Ecz. Veysel DEMİRCİ
Ne sattığın değil niçin sattığın önemlidir. Müşterinizi sadece satıcı-ürün-kasa üçgenine sıkıştırmayın. Öncelikle karşılama, sorunu konuşma, çözüm oluşturma, ikna ve en son satış süreçlerini uygulayın.
Bir hikâye;
Ünlü bir japon bilge, çölde kumlar üzerinde oturmuş meditasyon halindedir. Adamın biri, ona yaklaşır ve şöyle der: – Beni öğrencin olarak kabul et. Bilge, parmağıyla kumlar üzerinde düz bir çizgi çeker ve şöyle der: – Kısalt! Adam, avuçlarıyla çizginin yarısını siler. Bilge der ki: – Git, bir sene sonra tekrar gel. Bir yıl geçer. Bilge, yine bir çizgi çizer ve der ki: – Kısalt! Adam, bu kez çizginin yarısını avucu ve dirseğiyle kapatır. Bilge, gene kabul etmez ve der ki: – Git, gelecek sene gene gel. Gelecek sene olur. Bilge, tekrar kumların üzerine bir çizgi çeker ve adamdan onu kısaltmasını ister. Bu kez, adam: – Bilmiyorum der ve bilge’den cevabı kendisine söylemesini rica eder.
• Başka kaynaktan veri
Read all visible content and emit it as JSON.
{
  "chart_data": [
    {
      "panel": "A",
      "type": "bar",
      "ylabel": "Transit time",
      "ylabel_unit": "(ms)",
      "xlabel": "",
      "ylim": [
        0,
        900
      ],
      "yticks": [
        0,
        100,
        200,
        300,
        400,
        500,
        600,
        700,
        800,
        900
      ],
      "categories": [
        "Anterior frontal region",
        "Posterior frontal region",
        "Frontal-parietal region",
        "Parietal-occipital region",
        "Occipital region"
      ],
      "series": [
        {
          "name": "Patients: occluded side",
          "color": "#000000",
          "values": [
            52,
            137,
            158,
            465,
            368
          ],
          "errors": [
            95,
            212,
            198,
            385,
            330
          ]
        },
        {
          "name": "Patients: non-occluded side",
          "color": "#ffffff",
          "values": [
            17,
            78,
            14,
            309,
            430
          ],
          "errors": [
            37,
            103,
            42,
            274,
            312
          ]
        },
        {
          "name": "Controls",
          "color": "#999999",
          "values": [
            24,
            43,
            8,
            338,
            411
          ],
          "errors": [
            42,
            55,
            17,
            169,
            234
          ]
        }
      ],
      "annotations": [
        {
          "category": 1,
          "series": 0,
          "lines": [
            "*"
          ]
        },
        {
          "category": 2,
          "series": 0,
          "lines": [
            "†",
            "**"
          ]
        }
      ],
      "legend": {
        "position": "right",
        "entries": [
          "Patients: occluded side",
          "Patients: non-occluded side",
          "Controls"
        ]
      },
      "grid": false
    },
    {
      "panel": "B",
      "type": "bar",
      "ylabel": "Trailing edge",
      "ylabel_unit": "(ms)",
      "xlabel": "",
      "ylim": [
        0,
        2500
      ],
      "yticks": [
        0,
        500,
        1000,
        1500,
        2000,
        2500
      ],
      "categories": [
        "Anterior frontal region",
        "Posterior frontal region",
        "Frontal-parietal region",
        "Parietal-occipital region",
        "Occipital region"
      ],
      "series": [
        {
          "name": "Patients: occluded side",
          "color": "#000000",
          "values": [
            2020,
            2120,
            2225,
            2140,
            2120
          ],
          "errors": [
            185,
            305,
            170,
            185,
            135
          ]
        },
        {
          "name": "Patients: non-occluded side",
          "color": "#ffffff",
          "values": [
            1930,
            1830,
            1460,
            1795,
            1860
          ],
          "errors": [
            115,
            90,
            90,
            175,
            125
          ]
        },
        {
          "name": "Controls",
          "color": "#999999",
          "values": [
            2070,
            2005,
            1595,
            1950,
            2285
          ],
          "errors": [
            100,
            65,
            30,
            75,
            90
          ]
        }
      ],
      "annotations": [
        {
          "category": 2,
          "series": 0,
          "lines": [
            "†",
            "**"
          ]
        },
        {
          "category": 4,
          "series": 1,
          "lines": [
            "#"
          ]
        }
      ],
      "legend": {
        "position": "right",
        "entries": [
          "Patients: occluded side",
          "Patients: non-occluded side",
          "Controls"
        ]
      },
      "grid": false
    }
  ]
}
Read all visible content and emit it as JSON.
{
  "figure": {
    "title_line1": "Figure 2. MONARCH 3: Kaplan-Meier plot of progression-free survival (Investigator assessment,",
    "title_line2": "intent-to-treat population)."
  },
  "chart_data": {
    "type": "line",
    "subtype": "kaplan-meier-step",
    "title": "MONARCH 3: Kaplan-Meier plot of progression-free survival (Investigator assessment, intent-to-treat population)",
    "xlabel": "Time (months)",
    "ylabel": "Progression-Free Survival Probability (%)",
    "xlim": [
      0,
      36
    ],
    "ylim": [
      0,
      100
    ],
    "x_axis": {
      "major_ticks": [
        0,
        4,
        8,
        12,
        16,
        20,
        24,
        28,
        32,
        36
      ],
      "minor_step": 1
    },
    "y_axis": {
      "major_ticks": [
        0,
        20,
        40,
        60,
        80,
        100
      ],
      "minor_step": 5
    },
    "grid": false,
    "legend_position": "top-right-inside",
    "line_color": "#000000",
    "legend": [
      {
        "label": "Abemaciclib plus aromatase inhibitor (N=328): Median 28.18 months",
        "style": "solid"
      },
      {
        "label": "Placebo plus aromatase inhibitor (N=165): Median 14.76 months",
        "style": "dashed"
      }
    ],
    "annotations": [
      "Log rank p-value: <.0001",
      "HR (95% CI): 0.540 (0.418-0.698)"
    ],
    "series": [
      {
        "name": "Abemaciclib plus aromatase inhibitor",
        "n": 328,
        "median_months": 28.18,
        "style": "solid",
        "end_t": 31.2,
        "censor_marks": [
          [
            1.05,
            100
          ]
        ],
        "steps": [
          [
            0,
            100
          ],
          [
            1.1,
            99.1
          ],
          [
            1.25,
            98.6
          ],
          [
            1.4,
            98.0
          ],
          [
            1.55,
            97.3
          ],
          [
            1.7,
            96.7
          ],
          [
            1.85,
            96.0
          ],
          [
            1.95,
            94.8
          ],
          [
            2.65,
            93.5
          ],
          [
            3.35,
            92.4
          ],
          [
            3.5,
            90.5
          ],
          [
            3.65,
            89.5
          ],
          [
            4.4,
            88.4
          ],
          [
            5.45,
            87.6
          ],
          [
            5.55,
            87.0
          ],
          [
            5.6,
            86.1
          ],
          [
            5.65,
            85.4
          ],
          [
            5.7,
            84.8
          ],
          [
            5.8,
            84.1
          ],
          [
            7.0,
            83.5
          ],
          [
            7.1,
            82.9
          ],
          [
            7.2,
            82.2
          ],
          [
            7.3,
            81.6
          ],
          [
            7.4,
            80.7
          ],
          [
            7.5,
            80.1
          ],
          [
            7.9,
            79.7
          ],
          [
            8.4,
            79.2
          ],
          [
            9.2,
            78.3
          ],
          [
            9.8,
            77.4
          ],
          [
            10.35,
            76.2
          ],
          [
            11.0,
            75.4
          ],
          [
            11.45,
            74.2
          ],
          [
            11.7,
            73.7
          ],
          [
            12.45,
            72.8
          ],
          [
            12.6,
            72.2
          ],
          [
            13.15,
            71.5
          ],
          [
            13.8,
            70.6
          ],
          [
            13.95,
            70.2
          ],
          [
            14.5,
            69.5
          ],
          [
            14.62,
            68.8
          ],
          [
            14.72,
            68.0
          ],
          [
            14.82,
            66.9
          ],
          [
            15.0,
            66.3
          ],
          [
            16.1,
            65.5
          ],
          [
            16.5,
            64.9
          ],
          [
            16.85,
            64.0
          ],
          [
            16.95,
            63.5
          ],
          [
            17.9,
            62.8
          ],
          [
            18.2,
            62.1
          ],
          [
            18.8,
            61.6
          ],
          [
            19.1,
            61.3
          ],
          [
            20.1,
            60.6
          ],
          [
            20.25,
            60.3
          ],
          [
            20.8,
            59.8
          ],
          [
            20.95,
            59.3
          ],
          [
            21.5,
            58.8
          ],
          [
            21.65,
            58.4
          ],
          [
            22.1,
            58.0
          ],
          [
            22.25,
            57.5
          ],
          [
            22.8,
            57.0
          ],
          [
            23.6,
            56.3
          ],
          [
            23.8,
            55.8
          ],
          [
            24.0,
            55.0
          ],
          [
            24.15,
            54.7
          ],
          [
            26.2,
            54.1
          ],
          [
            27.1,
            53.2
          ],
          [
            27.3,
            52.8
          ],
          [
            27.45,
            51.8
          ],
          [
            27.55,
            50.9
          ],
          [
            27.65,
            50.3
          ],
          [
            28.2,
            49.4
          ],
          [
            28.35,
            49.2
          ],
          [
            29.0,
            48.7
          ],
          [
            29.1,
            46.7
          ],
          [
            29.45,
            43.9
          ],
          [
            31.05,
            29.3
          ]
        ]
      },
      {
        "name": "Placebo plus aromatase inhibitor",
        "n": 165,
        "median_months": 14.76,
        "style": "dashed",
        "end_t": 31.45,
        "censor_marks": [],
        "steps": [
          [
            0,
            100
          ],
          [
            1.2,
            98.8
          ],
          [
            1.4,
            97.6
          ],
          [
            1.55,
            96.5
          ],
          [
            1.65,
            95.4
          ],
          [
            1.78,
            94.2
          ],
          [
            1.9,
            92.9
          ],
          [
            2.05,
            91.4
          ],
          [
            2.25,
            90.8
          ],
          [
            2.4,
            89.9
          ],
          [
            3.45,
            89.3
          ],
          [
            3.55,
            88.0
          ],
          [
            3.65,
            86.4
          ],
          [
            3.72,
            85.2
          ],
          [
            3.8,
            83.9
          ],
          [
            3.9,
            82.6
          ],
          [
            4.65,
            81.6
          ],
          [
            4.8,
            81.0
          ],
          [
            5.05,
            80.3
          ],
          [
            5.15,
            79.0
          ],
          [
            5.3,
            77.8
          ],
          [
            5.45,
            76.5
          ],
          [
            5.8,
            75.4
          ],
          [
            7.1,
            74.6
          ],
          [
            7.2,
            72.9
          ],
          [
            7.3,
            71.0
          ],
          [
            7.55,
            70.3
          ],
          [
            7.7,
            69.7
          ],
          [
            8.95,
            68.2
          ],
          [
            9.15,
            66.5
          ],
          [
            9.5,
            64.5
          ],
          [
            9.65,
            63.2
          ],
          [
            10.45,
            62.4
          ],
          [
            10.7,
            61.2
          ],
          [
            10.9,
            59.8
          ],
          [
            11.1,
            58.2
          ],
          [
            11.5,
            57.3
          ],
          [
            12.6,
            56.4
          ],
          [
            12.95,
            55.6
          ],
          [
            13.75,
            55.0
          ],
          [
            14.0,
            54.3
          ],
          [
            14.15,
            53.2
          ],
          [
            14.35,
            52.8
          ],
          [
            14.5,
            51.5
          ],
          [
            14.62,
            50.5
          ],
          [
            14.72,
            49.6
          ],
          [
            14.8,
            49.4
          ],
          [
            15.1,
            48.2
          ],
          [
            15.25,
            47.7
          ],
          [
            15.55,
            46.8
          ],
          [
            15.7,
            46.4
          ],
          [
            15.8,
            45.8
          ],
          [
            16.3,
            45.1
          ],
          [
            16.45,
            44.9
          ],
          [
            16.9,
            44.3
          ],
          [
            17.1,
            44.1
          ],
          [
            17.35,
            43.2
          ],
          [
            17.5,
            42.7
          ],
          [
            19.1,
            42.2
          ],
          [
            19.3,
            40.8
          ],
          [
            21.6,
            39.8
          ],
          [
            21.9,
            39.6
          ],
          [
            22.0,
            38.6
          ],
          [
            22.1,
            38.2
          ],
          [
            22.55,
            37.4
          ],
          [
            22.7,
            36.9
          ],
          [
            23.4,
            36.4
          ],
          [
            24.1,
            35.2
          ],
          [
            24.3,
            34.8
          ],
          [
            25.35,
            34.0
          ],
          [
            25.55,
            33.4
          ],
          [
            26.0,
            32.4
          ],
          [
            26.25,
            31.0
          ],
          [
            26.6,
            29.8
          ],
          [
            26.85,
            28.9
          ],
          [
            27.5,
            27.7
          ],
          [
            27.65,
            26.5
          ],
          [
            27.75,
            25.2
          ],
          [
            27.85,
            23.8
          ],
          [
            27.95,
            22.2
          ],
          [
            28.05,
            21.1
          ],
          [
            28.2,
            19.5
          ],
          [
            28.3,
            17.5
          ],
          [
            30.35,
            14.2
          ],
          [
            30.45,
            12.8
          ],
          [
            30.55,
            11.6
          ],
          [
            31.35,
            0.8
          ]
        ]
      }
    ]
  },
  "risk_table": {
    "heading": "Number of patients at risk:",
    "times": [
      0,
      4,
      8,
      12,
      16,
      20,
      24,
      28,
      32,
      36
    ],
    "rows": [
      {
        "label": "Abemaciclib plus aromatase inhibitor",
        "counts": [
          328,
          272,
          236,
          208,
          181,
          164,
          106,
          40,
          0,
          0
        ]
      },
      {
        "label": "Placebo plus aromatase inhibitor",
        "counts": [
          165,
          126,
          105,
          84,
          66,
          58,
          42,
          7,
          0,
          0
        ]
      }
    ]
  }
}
Bilge, çizginin yanına daha uzun bir çizgi çeker ve der ki: – Şimdi kısaldı. Bu hikâye, Japon kültüründe ilerlemenin yolunu gösteren sırlardan biridir. düşmanlığa ve diğer insanlarla boğuşmana hiç gerek yok, çünkü olgunlaşıp ilerlemenle onlar kendiliğinden yenilgiye uğrarlar.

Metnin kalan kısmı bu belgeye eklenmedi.